Driving along the Rock River, Mitch Leatherbie, a street superintendent for the city of Rockford, Illinois, spots a pair of trees he considers survivors.“There's two ash trees, right, they're still standing,” said Leatherbie. “... Those were just a couple of them that we kept.”
In the early 2000s, Rockford lost approximately 5,000 ash trees to the emerald ash borer, an invasive beetle. The beetle was first identified in Michigan in 2002 and has since killed tens of millions of ash trees across the country. The pest left a lasting impression on urban forest managers.
“So what you want to do is focus on diversification of species in an urban forest,” Leatherbie said, “so that when a pest or something comes along, and it focuses on one species, it's not wiping out 20% of your inventory.”
Pests, disease and severe storms are rapidly changing the makeup of urban forests all over the U.S. But adapting is expensive and can be a real barrier for local governments that don’t typically budget with robust urban forests and canopies in mind. Now trees are getting a windfall.
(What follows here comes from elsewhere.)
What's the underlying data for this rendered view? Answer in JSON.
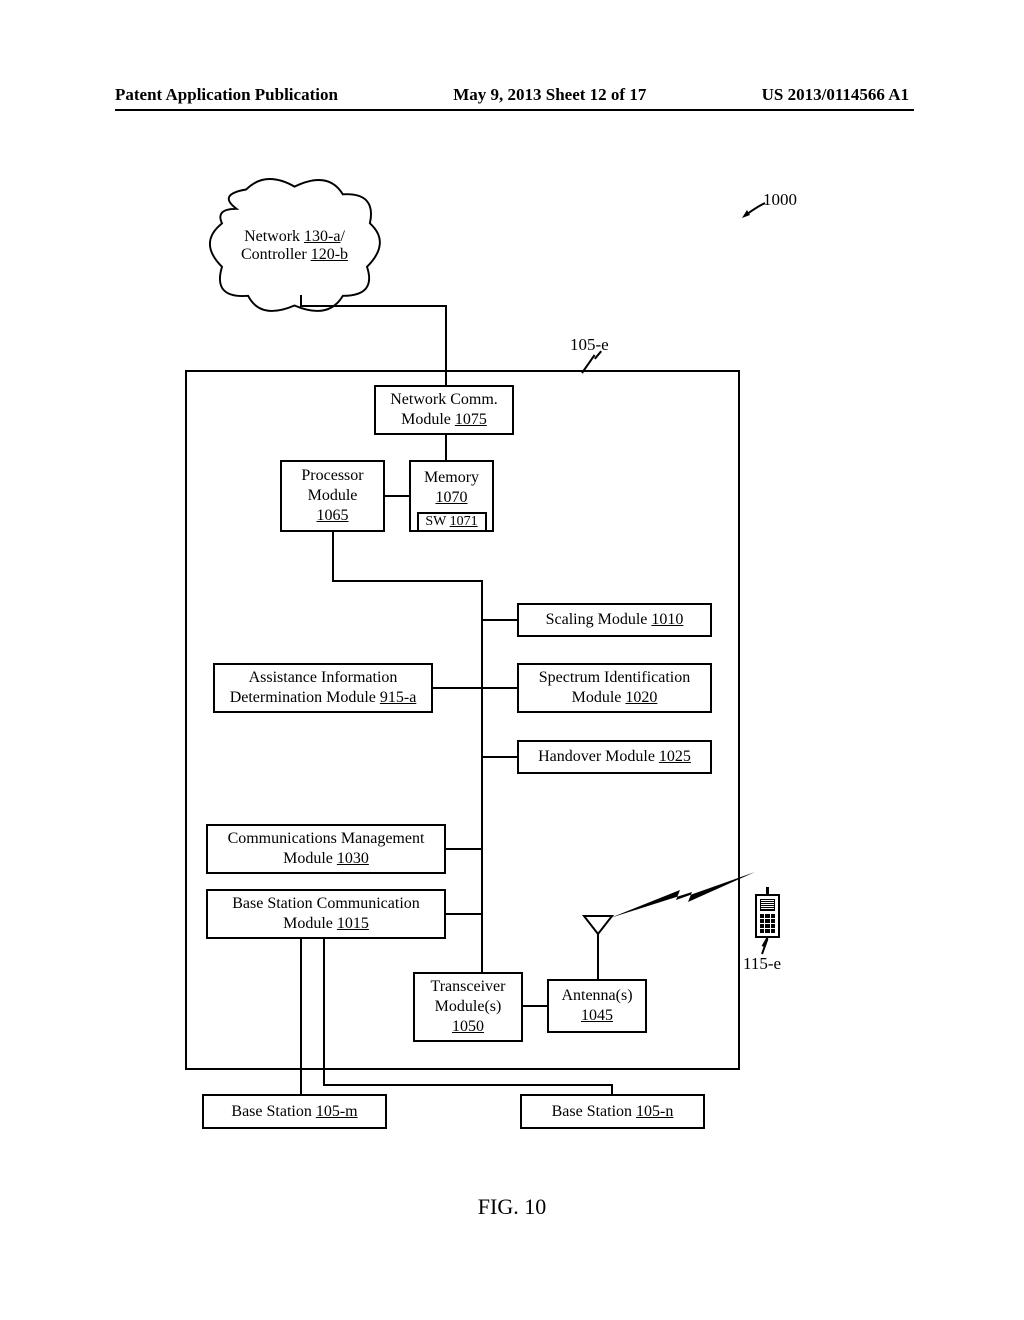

The Inflation Reduction Act included $1.5 billion of funding over the next nine years dedicated to the Forest Service’s Urban and Community Forestry Program.
“So it's an unprecedented increase, one that is very needed,” said David Sivyer, a regional manager for the U.S. Forest Service. “We'll help to meet many of the chronic challenges that our cities face with respect to extreme heat, flooding, vulnerabilities to storms, that we see increasing in the landscape today.”